The pandemic has forced many businesses to accelerate their digital transformation journey. Consequently, many services are now delivered almost entirely online via automated or semi-automated processes.
Companies are using robotic process (RPA) automation technology to improve business performance, reduce cost and help manage resource issues. These are all examples of ‘Intelligent Automation’.
At embracent we are seeing this firsthand as we automate key processes for our customers – allowing them to free up time to focus on more value-adding activities and drive toward process excellence.

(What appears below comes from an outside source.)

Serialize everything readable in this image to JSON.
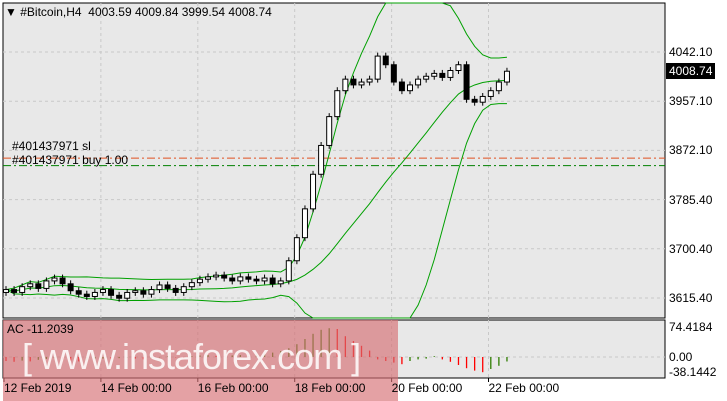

We are also seeing that the success of these initiatives is wholly dependent on high-quality enterprise data and insight:
- Existing Data – feeding automated processes that must be fit for purpose to avoid process exceptions and human intervention
- New Data – created by automated processes, that can be mined, analysed, used to deliver true business insight
So how does a business approach this complex data challenge when they are focused on a fast-faced digital transformation?

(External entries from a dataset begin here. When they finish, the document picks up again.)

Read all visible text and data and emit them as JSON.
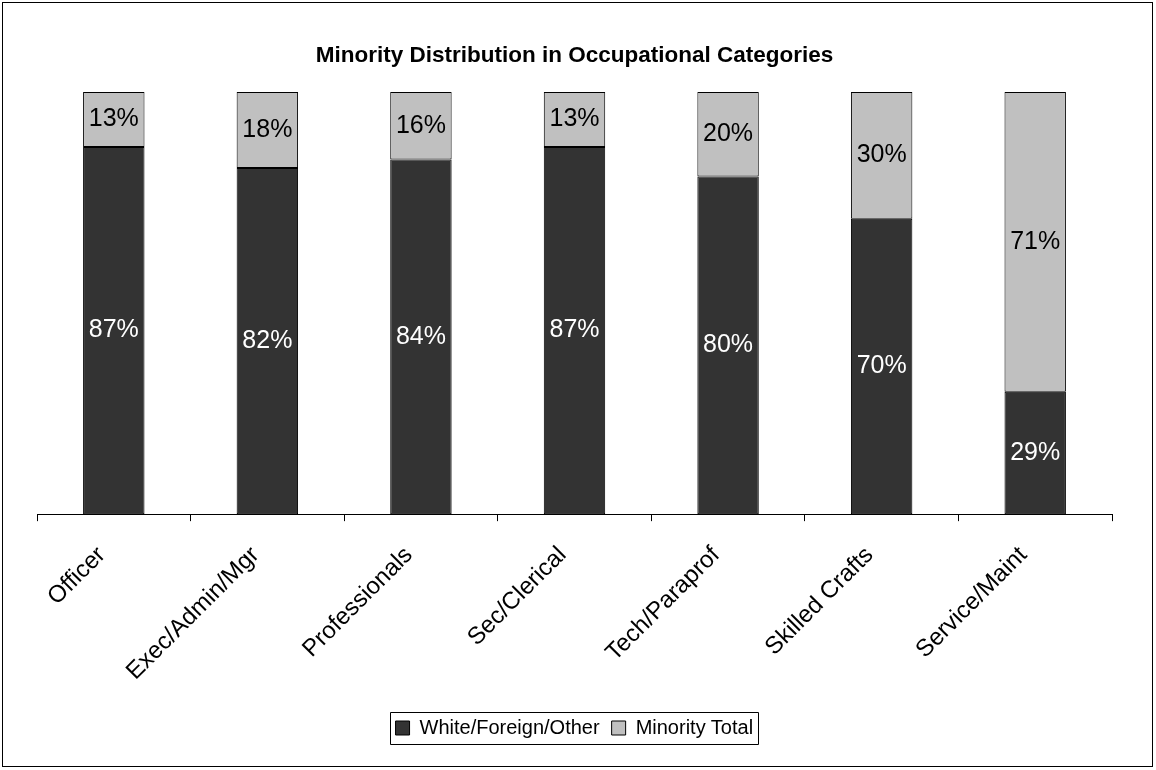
{
  "chart_data": {
    "type": "bar",
    "title": "Minority Distribution in Occupational Categories",
    "categories": [
      "Officer",
      "Exec/Admin/Mgr",
      "Professionals",
      "Sec/Clerical",
      "Tech/Paraprof",
      "Skilled Crafts",
      "Service/Maint"
    ],
    "stacked": true,
    "ylim": [
      0,
      100
    ],
    "tick_labels": "x",
    "legend": "bottom",
    "series": [
      {
        "name": "White/Foreign/Other",
        "color": "#333333",
        "values": [
          87,
          82,
          84,
          87,
          80,
          70,
          29
        ],
        "value_labels": [
          "87%",
          "82%",
          "84%",
          "87%",
          "80%",
          "70%",
          "29%"
        ]
      },
      {
        "name": "Minority Total",
        "color": "#c0c0c0",
        "values": [
          13,
          18,
          16,
          13,
          20,
          30,
          71
        ],
        "value_labels": [
          "13%",
          "18%",
          "16%",
          "13%",
          "20%",
          "30%",
          "71%"
        ]
      }
    ]
  }
}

The answer is to develop a foundational data strategy that:
- Identifies the critical data objects feeding your processes
- Prioritises data quality issues that need to be fixed
- Maps out the system data flows that must support your processes
- Defines a data insight capability needed to support intelligent automation
- Identifies the skills and competencies needed to both govern and exploit process data
- Sets out a realistic and achievable roadmap to drive through the data led change needed to sustain process excellence
Here at embracent, we have many proven tools and accelerators that can solve these data challenges without over-complicating them or costing a small fortune.